"Tickets may be had at 25 South Fourth St.
"Price 20 dollars.
"James Cutbush."
This was in the year 1812. Early in 1813, a year after the preceding announcement, there appeared—
"J. Cutbush has the pleasure to announce to the ladies and gentlemen composing his class that the lectures on Chemistry, as well as those which are to follow on Mineralogy and Natural Philosophy, will be given in St. John's Lyceum in a building lately erected at the Corner of Chester and Race, between Eighth and Ninth Sts.
"N.B. The next lecture will be delivered this evening (Saturday) when, at the request of several ladies, the nitrous oxide or the exhilarating gas will be exhibited."
These announcements exhibit a phase in the development of chemical science which is worthy of pause and reflection. Science subjects had taken hold of many persons in the early years of the Nineteenth Century. Some of them became ardent enthusiasts and missioners in the extension of those subjects. As early as 1808 M. Godon gave lectures on Mineralogy, and in 1810 announced a work of two volumes with a quarto supplement of charts. The science of chemistry also had its advocates. Cutbush was evidently one of them, although not the first. This honor belongs to Dr. Patrick Kerr Rogers, father of William B. Rogers, founder and first president of Massachusetts Institute of Technology and President of the National Academy of Science, of Dr. Henry D. Rogers, the eminent geologist, and of James B. and Robert E.—both distinguished in the chemical field.

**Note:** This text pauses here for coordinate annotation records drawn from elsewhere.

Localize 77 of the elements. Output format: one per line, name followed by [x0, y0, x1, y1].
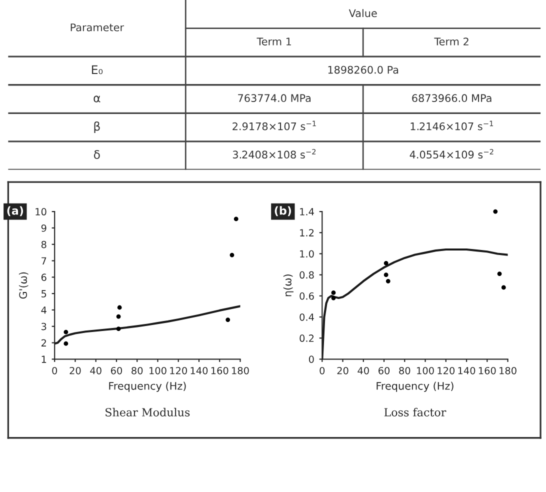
x-tick-label: 20	[337, 366, 348, 374]
x-tick-label: 140	[190, 366, 208, 374]
x-tick-label: 80	[132, 366, 143, 374]
x-tick-label: 60	[378, 366, 390, 374]
y-tick-label: 10	[36, 208, 46, 216]
point	[226, 318, 230, 322]
y-tick-label: 0.4	[300, 313, 314, 321]
text: 1.2146×107 s$^{−1}$	[410, 120, 494, 130]
y-tick-label: 4	[41, 306, 46, 314]
point	[64, 341, 68, 346]
text: 6873966.0 MPa	[412, 94, 492, 102]
y-tick-label: 1.0	[300, 250, 314, 258]
point	[384, 261, 388, 266]
x-tick-label: 180	[232, 366, 249, 374]
y-tick-label: 0.6	[300, 292, 314, 300]
point	[331, 290, 336, 295]
x-tick-label: 20	[70, 366, 81, 374]
y-axis-title: η(ω)	[283, 274, 294, 296]
point	[384, 272, 388, 278]
x-tick-label: 160	[211, 366, 228, 374]
point	[234, 216, 238, 222]
y-tick-label: 2	[41, 339, 46, 346]
y-tick-label: 1.4	[300, 208, 314, 216]
y-tick-label: 3	[42, 322, 46, 330]
point	[117, 305, 122, 310]
x-tick-label: 100	[150, 366, 166, 374]
point	[497, 272, 502, 276]
x-axis-title: Frequency (Hz)	[109, 382, 186, 392]
x-tick-label: 40	[358, 366, 369, 374]
x-tick-label: 100	[417, 366, 434, 374]
x-tick-label: 120	[438, 366, 455, 374]
y-tick-label: 9	[41, 224, 46, 232]
x-tick-label: 40	[90, 366, 102, 374]
point	[64, 330, 68, 334]
point	[331, 296, 336, 300]
text: (b)	[274, 206, 292, 216]
x-tick-label: 0	[52, 366, 58, 374]
text: 2.9178×107 s$^{−1}$	[232, 120, 316, 130]
category-label: Term 2	[434, 38, 468, 46]
x-tick-label: 120	[170, 366, 187, 374]
category-label: Term 1	[256, 38, 291, 46]
x-tick-label: 140	[458, 366, 476, 374]
y-tick-label: 1.2	[300, 229, 314, 236]
text: 1898260.0 Pa	[328, 66, 398, 74]
category-label: E₀	[92, 65, 103, 74]
category-label: δ	[94, 150, 100, 160]
y-tick-label: 6	[41, 274, 46, 281]
text: 3.2408×108 s$^{−2}$	[232, 148, 316, 159]
y-tick-label: 7	[42, 257, 46, 264]
category-label: α	[94, 96, 100, 102]
point	[116, 326, 121, 332]
text: Shear Modulus	[106, 408, 190, 416]
point	[501, 285, 506, 290]
category-label: β	[94, 122, 100, 134]
x-tick-label: 180	[500, 366, 516, 374]
point	[493, 209, 498, 214]
x-tick-label: 0	[320, 366, 325, 374]
y-tick-label: 8	[41, 240, 46, 248]
x-tick-label: 60	[110, 366, 122, 374]
x-tick-label: 80	[399, 366, 410, 374]
text: Parameter	[70, 24, 124, 32]
text: (a)	[7, 206, 24, 216]
text: 4.0554×109 s$^{−2}$	[410, 148, 494, 159]
point	[230, 252, 234, 258]
text: Loss factor	[384, 408, 446, 416]
point	[386, 278, 390, 284]
y-tick-label: 0.2	[300, 334, 314, 342]
x-axis-title: Frequency (Hz)	[376, 382, 454, 392]
text: 763774.0 MPa	[238, 94, 311, 102]
text: Value	[348, 9, 377, 18]
y-tick-label: 0.8	[300, 271, 314, 279]
y-axis-title: G'(ω)	[18, 272, 28, 299]
y-tick-label: 5	[42, 290, 46, 298]
point	[116, 314, 121, 319]
x-tick-label: 160	[478, 366, 496, 374]
y-tick-label: 1	[42, 356, 46, 363]
y-tick-label: 0	[308, 356, 314, 363]
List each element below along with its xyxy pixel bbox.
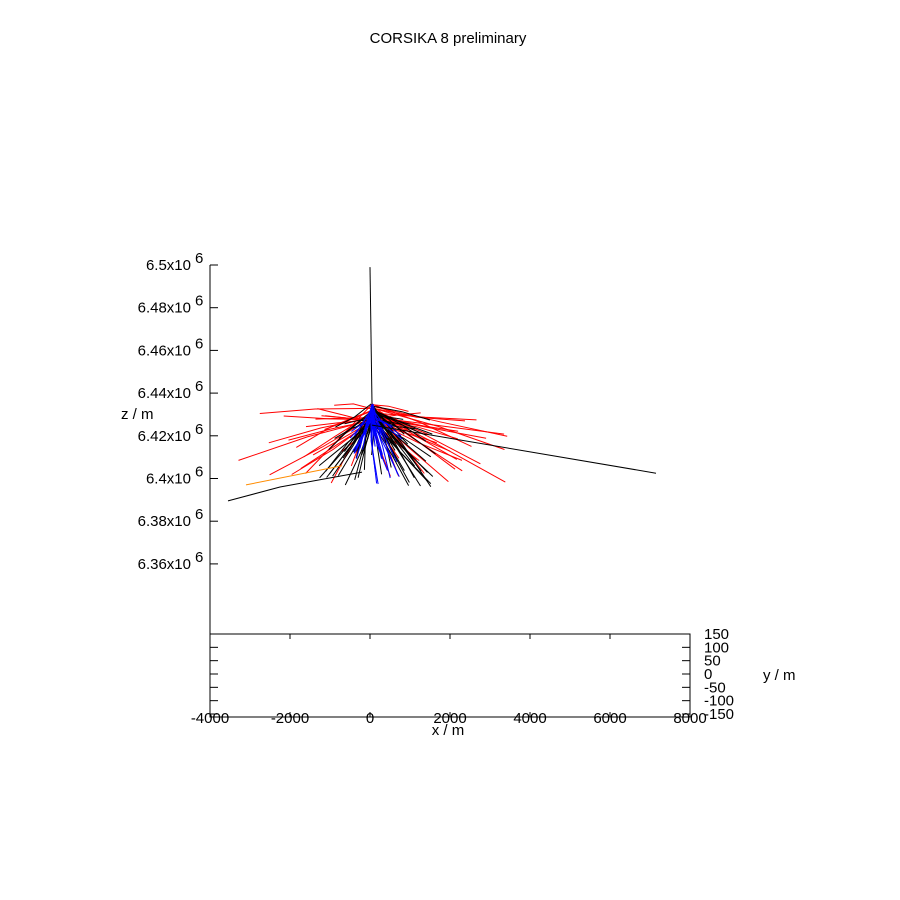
shower-track bbox=[371, 408, 430, 428]
z-tick-label: 6.4x10 bbox=[146, 471, 191, 488]
x-tick-label: 6000 bbox=[593, 710, 626, 727]
chart-title: CORSIKA 8 preliminary bbox=[370, 30, 527, 47]
z-tick-label: 6.42x10 bbox=[138, 428, 191, 445]
y-axis-label: y / m bbox=[763, 667, 796, 684]
shower-track bbox=[372, 415, 394, 428]
shower-track bbox=[371, 412, 477, 421]
z-tick-label: 6.46x10 bbox=[138, 342, 191, 359]
x-axis-ticks: -4000 -2000 0 2000 4000 6000 8000 bbox=[191, 634, 707, 727]
y-tick-label: -150 bbox=[704, 706, 734, 723]
z-tick-label: 6.36x10 bbox=[138, 556, 191, 573]
shower-track bbox=[373, 405, 431, 421]
shower-track bbox=[370, 417, 388, 471]
shower-track bbox=[371, 404, 409, 412]
shower-track bbox=[370, 405, 384, 461]
y-tick-label: -50 bbox=[704, 679, 726, 696]
shower-track bbox=[371, 405, 427, 462]
shower-track bbox=[318, 422, 373, 466]
long-track bbox=[245, 465, 343, 486]
shower-track bbox=[371, 411, 415, 478]
y-tick-label: 50 bbox=[704, 653, 721, 670]
x-tick-label: -4000 bbox=[191, 710, 229, 727]
long-track bbox=[227, 471, 363, 502]
shower-track bbox=[238, 419, 373, 461]
shower-track bbox=[259, 407, 372, 414]
x-tick-label: 0 bbox=[366, 710, 374, 727]
z-tick-exponent: 6 bbox=[195, 378, 203, 395]
shower-track bbox=[372, 407, 466, 422]
x-tick-label: 8000 bbox=[673, 710, 706, 727]
z-tick-exponent: 6 bbox=[195, 293, 203, 310]
shower-track bbox=[372, 407, 505, 450]
xy-plane-frame bbox=[209, 633, 691, 718]
shower-track bbox=[335, 403, 372, 428]
shower-track bbox=[354, 410, 373, 454]
long-track bbox=[371, 424, 657, 474]
z-tick-exponent: 6 bbox=[195, 335, 203, 352]
shower-track bbox=[370, 404, 399, 475]
shower-track bbox=[372, 409, 433, 435]
shower-track bbox=[349, 417, 372, 439]
z-tick-label: 6.44x10 bbox=[138, 385, 191, 402]
shower-track bbox=[372, 409, 403, 440]
shower-track bbox=[371, 410, 506, 483]
z-tick-exponent: 6 bbox=[195, 421, 203, 438]
primary-track bbox=[369, 267, 373, 404]
x-tick-label: 2000 bbox=[433, 710, 466, 727]
z-axis-label: z / m bbox=[121, 406, 154, 423]
z-tick-label: 6.5x10 bbox=[146, 257, 191, 274]
shower-track bbox=[334, 403, 372, 410]
shower-track bbox=[296, 409, 374, 448]
x-tick-label: 4000 bbox=[513, 710, 546, 727]
shower-track bbox=[372, 405, 508, 437]
shower-track bbox=[372, 417, 402, 437]
y-tick-label: 100 bbox=[704, 639, 729, 656]
z-tick-exponent: 6 bbox=[195, 506, 203, 523]
shower-track bbox=[328, 410, 373, 450]
particle-tracks bbox=[227, 267, 657, 502]
z-axis-ticks: 6.5x10 66.48x10 66.46x10 66.44x10 66.42x10 66… bbox=[138, 250, 218, 573]
z-tick-exponent: 6 bbox=[195, 464, 203, 481]
x-axis-label: x / m bbox=[432, 722, 465, 739]
shower-track bbox=[370, 410, 434, 477]
z-tick-label: 6.48x10 bbox=[138, 300, 191, 317]
z-tick-exponent: 6 bbox=[195, 549, 203, 566]
y-tick-label: 150 bbox=[704, 626, 729, 643]
shower-track bbox=[371, 407, 425, 474]
z-tick-exponent: 6 bbox=[195, 250, 203, 267]
y-tick-label: -100 bbox=[704, 693, 734, 710]
shower-track bbox=[359, 416, 373, 449]
x-tick-label: -2000 bbox=[271, 710, 309, 727]
z-tick-label: 6.38x10 bbox=[138, 513, 191, 530]
y-tick-label: 0 bbox=[704, 666, 712, 683]
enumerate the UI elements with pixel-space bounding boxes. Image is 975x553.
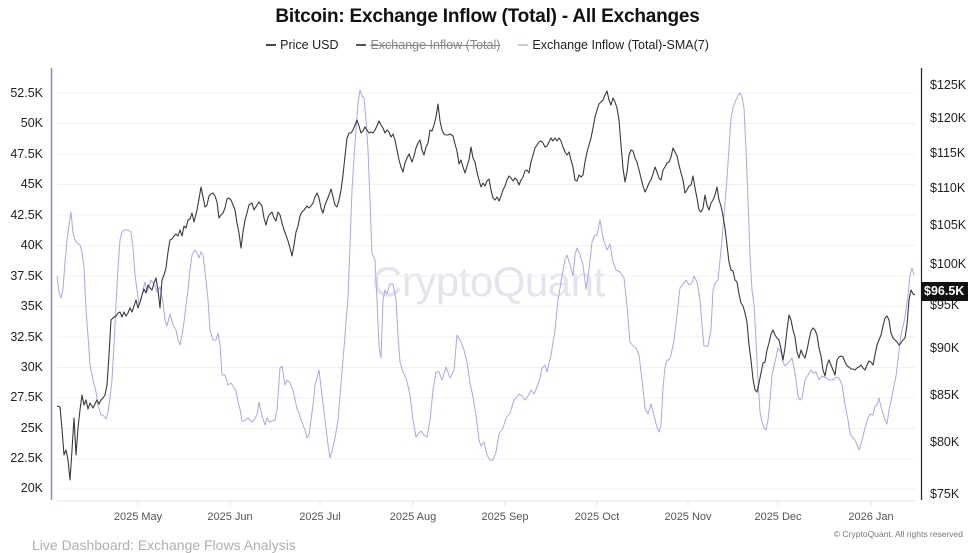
x-tick-label: 2025 Nov: [664, 511, 712, 523]
y-tick-label: 32.5K: [10, 330, 43, 344]
y-tick-label: 37.5K: [10, 269, 43, 283]
y-tick-label: 42.5K: [10, 208, 43, 222]
footer-caption: Live Dashboard: Exchange Flows Analysis: [32, 537, 296, 553]
y-tick-label: 22.5K: [10, 451, 43, 465]
gridlines: [57, 92, 915, 490]
y-tick-label: 50K: [20, 116, 43, 130]
chart-title: Bitcoin: Exchange Inflow (Total) - All E…: [275, 6, 700, 27]
legend-label: Price USD: [280, 38, 339, 52]
copyright-text: © CryptoQuant. All rights reserved: [833, 529, 963, 539]
x-tick-label: 2025 Oct: [574, 511, 620, 523]
legend-item-price-usd[interactable]: Price USD: [266, 38, 338, 52]
x-tick-label: 2025 Aug: [389, 511, 437, 523]
y-tick-label: 40K: [20, 238, 43, 252]
x-axis: [57, 500, 915, 506]
y-tick-label: $95K: [930, 298, 960, 312]
x-tick-label: 2025 Sep: [481, 511, 529, 523]
legend-line-icon: [266, 44, 277, 46]
y-tick-label: $125K: [930, 78, 967, 92]
y-tick-label: 30K: [20, 360, 43, 374]
y-tick-label: 47.5K: [10, 147, 43, 161]
y-tick-label: 20K: [20, 481, 43, 495]
x-tick-label: 2025 Jun: [207, 511, 253, 523]
y-tick-label: $90K: [930, 341, 960, 355]
y-tick-label: $120K: [930, 111, 967, 125]
x-tick-label: 2025 May: [113, 511, 163, 523]
current-price-tag: $96.5K: [921, 282, 969, 301]
x-tick-label: 2025 Dec: [754, 511, 802, 523]
y-tick-label: 45K: [20, 177, 43, 191]
legend-line-icon: [518, 44, 529, 46]
series-price-usd[interactable]: [56, 90, 916, 481]
y-tick-label: $115K: [930, 146, 966, 160]
legend-item-exchange-inflow-sma7[interactable]: Exchange Inflow (Total)-SMA(7): [518, 38, 709, 52]
legend-line-icon: [356, 44, 367, 46]
y-tick-label: $80K: [930, 435, 960, 449]
y-tick-label: $100K: [930, 257, 967, 271]
series-exchange-inflow-sma7[interactable]: [56, 89, 915, 461]
x-tick-label: 2025 Jul: [299, 511, 341, 523]
y-tick-label: $85K: [930, 388, 960, 402]
y-tick-label: $105K: [930, 218, 967, 232]
y-tick-label: 52.5K: [10, 86, 43, 100]
y-tick-label: 27.5K: [10, 390, 43, 404]
x-tick-label: 2026 Jan: [848, 511, 894, 523]
y-tick-label: 25K: [20, 421, 43, 435]
legend-item-exchange-inflow-total[interactable]: Exchange Inflow (Total): [356, 38, 500, 52]
legend-label: Exchange Inflow (Total): [370, 38, 501, 52]
legend-label: Exchange Inflow (Total)-SMA(7): [532, 38, 709, 52]
chart-legend: Price USD Exchange Inflow (Total) Exchan…: [0, 38, 975, 52]
watermark: CryptoQuant: [372, 258, 605, 305]
y-tick-label: $75K: [930, 487, 960, 501]
y-tick-label: $110K: [930, 181, 966, 195]
y-tick-label: 35K: [20, 299, 43, 313]
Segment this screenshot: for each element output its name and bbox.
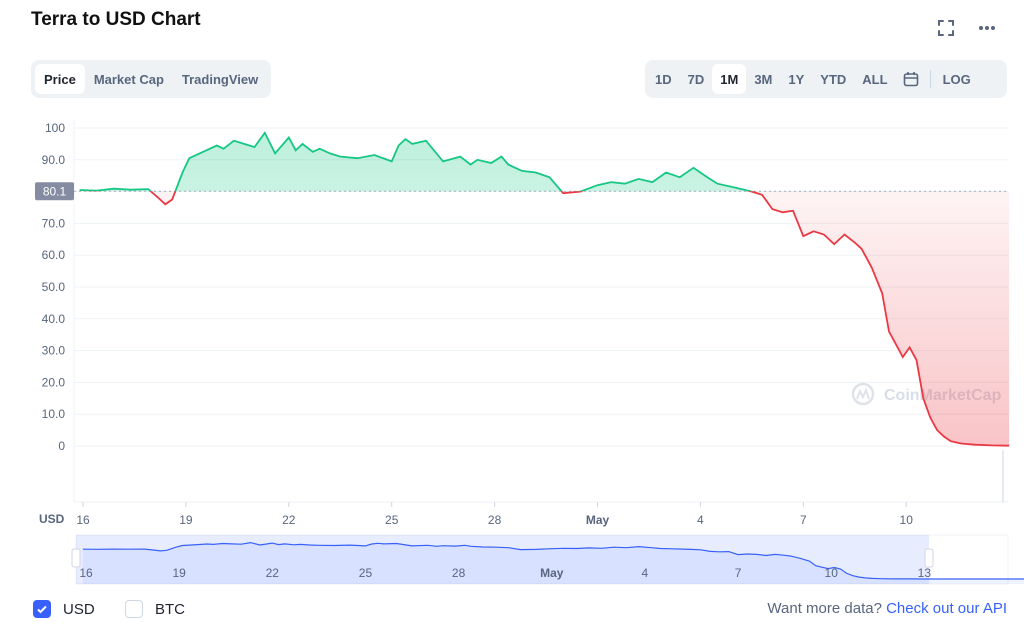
y-tick-label: 0 xyxy=(58,439,65,453)
log-toggle[interactable]: LOG xyxy=(942,71,971,87)
price-line-up xyxy=(79,131,754,192)
price-series xyxy=(79,131,1010,502)
page-title: Terra to USD Chart xyxy=(31,9,201,30)
x-tick-label: 19 xyxy=(179,513,193,527)
navigator-tick-label: 16 xyxy=(79,566,93,580)
y-tick-label: 90.0 xyxy=(42,153,66,167)
range-1m[interactable]: 1M xyxy=(712,64,747,94)
range-ytd[interactable]: YTD xyxy=(820,71,847,87)
tab-market-cap[interactable]: Market Cap xyxy=(93,71,164,87)
navigator-tick-label: 28 xyxy=(452,566,466,580)
api-promo-text: Want more data? xyxy=(767,600,882,617)
y-tick-label: 100 xyxy=(45,121,65,135)
navigator-tick-label: 13 xyxy=(918,566,932,580)
api-link[interactable]: Check out our API xyxy=(886,600,1007,617)
navigator-tick-label: 19 xyxy=(172,566,186,580)
navigator-selection xyxy=(76,535,929,584)
navigator-tick-label: 22 xyxy=(266,566,280,580)
api-promo: Want more data? Check out our API xyxy=(767,600,1007,617)
x-tick-label: 7 xyxy=(800,513,807,527)
y-tick-label: 10.0 xyxy=(42,407,66,421)
y-tick-label: 40.0 xyxy=(42,312,66,326)
navigator-line xyxy=(82,541,1024,580)
price-line-down xyxy=(90,191,1010,447)
checkbox-btc[interactable] xyxy=(125,600,143,618)
range-tabs: 1D 7D 1M 3M 1Y YTD ALL LOG xyxy=(645,60,1007,98)
navigator-tick-label: 4 xyxy=(642,566,649,580)
more-horizontal-icon[interactable] xyxy=(977,18,997,38)
y-tick-label: 60.0 xyxy=(42,248,66,262)
range-1d[interactable]: 1D xyxy=(655,71,672,87)
price-tag-label: 80.1 xyxy=(43,184,67,198)
navigator-tick-label: 25 xyxy=(359,566,373,580)
currency-btc-label: BTC xyxy=(155,600,185,618)
range-3m[interactable]: 3M xyxy=(754,71,773,87)
range-divider xyxy=(929,70,931,88)
x-axis: 16 19 22 25 28 May 4 7 10 xyxy=(76,502,913,527)
tab-tradingview[interactable]: TradingView xyxy=(181,71,259,87)
x-tick-label: May xyxy=(586,513,610,527)
x-tick-label: 28 xyxy=(488,513,502,527)
current-price-tag: 80.1 xyxy=(35,182,74,201)
navigator-tick-label: 7 xyxy=(735,566,742,580)
range-all[interactable]: ALL xyxy=(862,71,888,87)
price-chart: 10090.080.070.060.050.040.030.020.010.00… xyxy=(35,120,1024,585)
y-tick-label: 70.0 xyxy=(42,216,66,230)
checkbox-usd[interactable] xyxy=(33,600,51,618)
currency-usd-label: USD xyxy=(63,600,95,618)
navigator-tick-label: 10 xyxy=(825,566,839,580)
tab-price[interactable]: Price xyxy=(35,64,85,94)
range-7d[interactable]: 7D xyxy=(687,71,705,87)
navigator-handle[interactable] xyxy=(924,548,934,568)
navigator-tick-label: May xyxy=(540,566,564,580)
currency-usd-toggle[interactable]: USD xyxy=(33,600,95,618)
range-1y[interactable]: 1Y xyxy=(788,71,805,87)
view-tabs: Price Market Cap TradingView xyxy=(31,60,272,98)
x-tick-label: 4 xyxy=(697,513,704,527)
navigator-handle[interactable] xyxy=(71,548,81,568)
x-tick-label: 22 xyxy=(282,513,296,527)
expand-icon[interactable] xyxy=(936,18,956,38)
range-navigator[interactable]: 16 19 22 25 28 May 4 7 10 13 xyxy=(71,534,1024,585)
coinmarketcap-logo-icon xyxy=(851,382,875,406)
y-tick-label: 20.0 xyxy=(42,375,66,389)
y-tick-label: 30.0 xyxy=(42,344,66,358)
x-tick-label: 16 xyxy=(76,513,90,527)
navigator-area xyxy=(82,542,1024,584)
area-above-reference xyxy=(79,132,751,192)
x-tick-label: 25 xyxy=(385,513,399,527)
area-below-reference xyxy=(79,191,1010,446)
currency-btc-toggle[interactable]: BTC xyxy=(125,600,185,618)
currency-axis-label: USD xyxy=(39,512,65,526)
calendar-icon[interactable] xyxy=(896,64,926,94)
y-tick-label: 50.0 xyxy=(42,280,66,294)
x-tick-label: 10 xyxy=(900,513,914,527)
price-tag-bg xyxy=(35,182,74,201)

It was in 1802 that Patrick K. Rogers received his medical degree and embarked upon practice. Having spare time, he began public lectures on the sciences, confining himself from 1807 to chemistry. He was very successful. One of his advertisements as it appeared in the Aurora, in 1809, read:
"EVENING LECTURES
MEDICAL AND CHEMICAL
For Gentlemen
DR. P. K. ROGERS
"Having commenced a course of experimental lectures on Chemistry to ladies, proposes to give a similar course to gentlemen at a different hour. Twelve o'clock is the hour fixed for the former, but as the gentlemen of the city are variously engaged in business during the day, an evening hour will be more convenient for them. The evening course is particularly intended to accommodate men who have a taste for scientific information and who cannot, on account of their respective engagements during the day, attend the lectures in the University.